Thursday 13 December 2007

Q. Why Poetry?

Why 'this burning and crested act'? is how Dylan Thomas might phrase the question asked and answered in poetrymonthly.com issue 137 by the journal's editor Martin Holroyd.

Holroyd's answer, rooted in long experience as poet, publisher, artist, graphic designer, editor, event-organiser, speaker, Dylan Thomas aficionado et alia must be more than worth its corn. P-i-R, with Martin Holroyd's blessing, takes pleasure in publishing here and now this more than significant editorial in full. Many of us will identify with the following sentiment succinctly presented in the proverbial nutshell:


It is one of those questions that is always being repeated. I suppose and suspect it is part of the grander question: Why art. When I look at the books on painting, graphic design and poetry that are crippling my bookshelves, not to mention finances, I am forced to ask: What good have they done me?

In economic terms very little. In terms of intellectual pleasure, a fair amount. There are choices to be made in life. One can turn away from 'the arts'; grab a six-pack or pour a large whisky, switch on the telly and watch an afternoon or evening's worth of mind-numbing pap about house moving, cookery, or watch a bunch of 'celebs' attempt to live with each other in isolation and wait for the inevitable to happen...Or have my already unstable paranoia about the mess the world is in massaged by yet another investigative journalist.

Oh yes! I have often slobbed out in front of the TV, with a whisky or two in the desperate hope that the folk who have control of this wonderful invention will make me feel I have achieved something humanly and culturally gratifying for myself instead of making me regret that I hadn't spent the evening in my office getting to grips with another poem, piece of artwork, working on pm.com, someone else's book or attempting to knacker-up yet another blues number on the guitar or simply reading.

All too often, I stun myself with alcohol and easy distraction instead of saying to myself that: 'Tonight I will bathe in such and such a poem and soak up every word for all their possible meanings and the elegance of its construction'. 'Tonight I will give myself a piece of art'. Hyperbole?
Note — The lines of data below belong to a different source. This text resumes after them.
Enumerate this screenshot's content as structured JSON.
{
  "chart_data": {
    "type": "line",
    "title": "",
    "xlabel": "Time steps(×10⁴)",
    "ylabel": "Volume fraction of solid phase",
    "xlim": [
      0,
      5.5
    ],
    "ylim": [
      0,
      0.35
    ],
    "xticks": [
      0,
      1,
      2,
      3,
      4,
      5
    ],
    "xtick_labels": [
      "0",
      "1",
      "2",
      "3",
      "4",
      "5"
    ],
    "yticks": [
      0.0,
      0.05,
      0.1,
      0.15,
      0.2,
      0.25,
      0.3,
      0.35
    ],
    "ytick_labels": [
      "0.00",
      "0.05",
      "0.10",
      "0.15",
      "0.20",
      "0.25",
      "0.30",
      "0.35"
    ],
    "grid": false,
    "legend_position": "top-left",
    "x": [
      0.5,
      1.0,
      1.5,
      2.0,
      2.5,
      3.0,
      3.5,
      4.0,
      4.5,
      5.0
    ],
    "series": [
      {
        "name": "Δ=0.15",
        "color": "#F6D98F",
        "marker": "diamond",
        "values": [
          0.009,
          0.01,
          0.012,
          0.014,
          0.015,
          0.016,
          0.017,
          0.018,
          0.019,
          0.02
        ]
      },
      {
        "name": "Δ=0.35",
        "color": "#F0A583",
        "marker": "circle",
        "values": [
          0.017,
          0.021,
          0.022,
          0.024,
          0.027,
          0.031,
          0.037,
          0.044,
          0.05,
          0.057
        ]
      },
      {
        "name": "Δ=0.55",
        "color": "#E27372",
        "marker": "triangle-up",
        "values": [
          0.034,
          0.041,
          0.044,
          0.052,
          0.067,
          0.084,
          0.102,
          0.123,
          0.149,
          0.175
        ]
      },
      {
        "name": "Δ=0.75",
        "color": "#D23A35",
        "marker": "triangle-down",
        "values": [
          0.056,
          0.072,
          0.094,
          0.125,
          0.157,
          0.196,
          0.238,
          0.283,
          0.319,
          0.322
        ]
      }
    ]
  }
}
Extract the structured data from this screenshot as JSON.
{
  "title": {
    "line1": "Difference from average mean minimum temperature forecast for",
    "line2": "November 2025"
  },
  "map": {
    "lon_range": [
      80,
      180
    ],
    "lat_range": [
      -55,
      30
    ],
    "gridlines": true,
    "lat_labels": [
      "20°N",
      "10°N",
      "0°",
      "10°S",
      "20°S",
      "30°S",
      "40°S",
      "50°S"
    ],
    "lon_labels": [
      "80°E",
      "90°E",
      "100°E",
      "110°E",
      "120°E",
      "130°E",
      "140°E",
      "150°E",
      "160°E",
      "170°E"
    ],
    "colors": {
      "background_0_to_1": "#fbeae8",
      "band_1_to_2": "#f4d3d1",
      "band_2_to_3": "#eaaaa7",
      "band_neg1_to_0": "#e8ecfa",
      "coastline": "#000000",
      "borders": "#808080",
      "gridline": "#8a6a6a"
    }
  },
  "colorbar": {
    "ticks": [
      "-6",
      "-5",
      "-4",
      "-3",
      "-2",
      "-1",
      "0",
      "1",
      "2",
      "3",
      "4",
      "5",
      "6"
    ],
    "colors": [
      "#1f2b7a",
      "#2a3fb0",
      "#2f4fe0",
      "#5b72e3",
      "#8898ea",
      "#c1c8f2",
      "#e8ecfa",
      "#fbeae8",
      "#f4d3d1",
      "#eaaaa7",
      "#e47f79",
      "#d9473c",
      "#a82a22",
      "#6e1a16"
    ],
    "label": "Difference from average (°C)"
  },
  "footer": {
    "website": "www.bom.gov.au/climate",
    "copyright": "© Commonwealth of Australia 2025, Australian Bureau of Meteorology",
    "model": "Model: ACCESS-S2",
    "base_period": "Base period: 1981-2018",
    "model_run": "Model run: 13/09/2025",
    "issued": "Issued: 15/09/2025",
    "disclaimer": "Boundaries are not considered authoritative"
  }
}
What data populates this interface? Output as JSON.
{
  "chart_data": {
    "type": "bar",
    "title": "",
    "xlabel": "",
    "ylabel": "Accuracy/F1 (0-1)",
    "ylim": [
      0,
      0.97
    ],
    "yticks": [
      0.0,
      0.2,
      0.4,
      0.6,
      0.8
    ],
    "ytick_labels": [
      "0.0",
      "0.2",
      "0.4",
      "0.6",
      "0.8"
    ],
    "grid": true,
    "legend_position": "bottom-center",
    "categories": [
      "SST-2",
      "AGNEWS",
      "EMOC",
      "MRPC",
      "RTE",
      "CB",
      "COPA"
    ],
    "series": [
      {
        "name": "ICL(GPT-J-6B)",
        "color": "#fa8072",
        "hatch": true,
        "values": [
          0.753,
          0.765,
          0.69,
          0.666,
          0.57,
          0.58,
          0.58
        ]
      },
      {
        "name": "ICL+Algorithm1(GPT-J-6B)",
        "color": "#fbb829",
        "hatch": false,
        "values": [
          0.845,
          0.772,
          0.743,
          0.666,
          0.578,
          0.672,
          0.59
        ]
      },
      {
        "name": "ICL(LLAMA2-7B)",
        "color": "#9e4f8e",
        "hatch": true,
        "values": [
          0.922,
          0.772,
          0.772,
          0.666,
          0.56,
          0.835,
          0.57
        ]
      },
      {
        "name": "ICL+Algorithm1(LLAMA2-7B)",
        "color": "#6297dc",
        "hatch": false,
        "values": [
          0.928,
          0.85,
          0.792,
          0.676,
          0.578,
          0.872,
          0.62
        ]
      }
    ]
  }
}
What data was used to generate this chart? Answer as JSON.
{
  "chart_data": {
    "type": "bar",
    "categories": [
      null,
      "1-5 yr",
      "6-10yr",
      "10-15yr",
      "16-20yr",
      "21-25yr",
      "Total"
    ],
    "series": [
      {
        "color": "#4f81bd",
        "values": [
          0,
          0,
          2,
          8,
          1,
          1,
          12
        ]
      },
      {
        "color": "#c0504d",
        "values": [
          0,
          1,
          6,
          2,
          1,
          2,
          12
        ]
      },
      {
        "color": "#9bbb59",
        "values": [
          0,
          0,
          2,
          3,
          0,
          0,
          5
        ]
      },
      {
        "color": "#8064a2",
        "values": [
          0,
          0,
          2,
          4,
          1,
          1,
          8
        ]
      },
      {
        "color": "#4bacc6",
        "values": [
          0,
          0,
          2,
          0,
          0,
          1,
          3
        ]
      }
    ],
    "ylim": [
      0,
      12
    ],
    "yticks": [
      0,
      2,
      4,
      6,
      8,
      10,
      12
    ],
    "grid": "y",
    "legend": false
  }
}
Well - maybe, but such is my inner desire for an oasis of intellectual stimulus, satiation or even simple pleasure over gross boredom of spirit.

"I see the boys of summer in their ruin / Lay the gold tithings barren," (Dylan Thomas), and "Cannery Row in Monterey California is a poem, a stink, a grating noise, a quality of light, a tone, a habit, a nostalgia, a dream." (John Steinbeck). These are the words. These are the words that first gave me an inclination that there was life beyond a bit of woodwork, compound fractions, the unobtainable body of the long-legged RI teacher and a looming lifetime of teenage angst. Oh, how I needed to go to Cannery Row how I longed to be a boy of summer.

Steinbeck is correct. A 'quality of light' is a poem, just as are 'the boys of summer'. We all have seen a bit of paradise; a patch of country so beautiful that it can cause an ache of longing. As a male I have often seen, on a hot summer day, a girl so like a clean, cooling spring rain in a white summer dress. At the other truthful extreme there is a literature that portrays a human ugliness as hard as a diamond:

" 'And does everything in Mexico opress you?...' 'Almost everything!' she said, 'It always makes my heart sink. Like the eyes of the men in big hats - I call them peons. Their eyes have no middle to them. Those big handsome men, under their big hats, they aren't really there. They have no centre, no real I. Their centre is a raging black hole, like the middle of a maelstrom.' " (D H Lawrence)

Or we get a contrast of two aspects:
Today we have naming of parts. Yesterday, / We had daily cleaning. And to-morrow morning, / We shall have what to do after firing. But to-day, / To-day we have naming of parts. Japonica / Glistens like coral in all of the neighbouring gardens, / And to-day we have naming of parts. (Henry Reed).

The ironical contrast between classroom boredom and nature's beauty just beyond the window in this last example really sums up much of what, in my clumsy way, I have been trying to get at: Why poetry?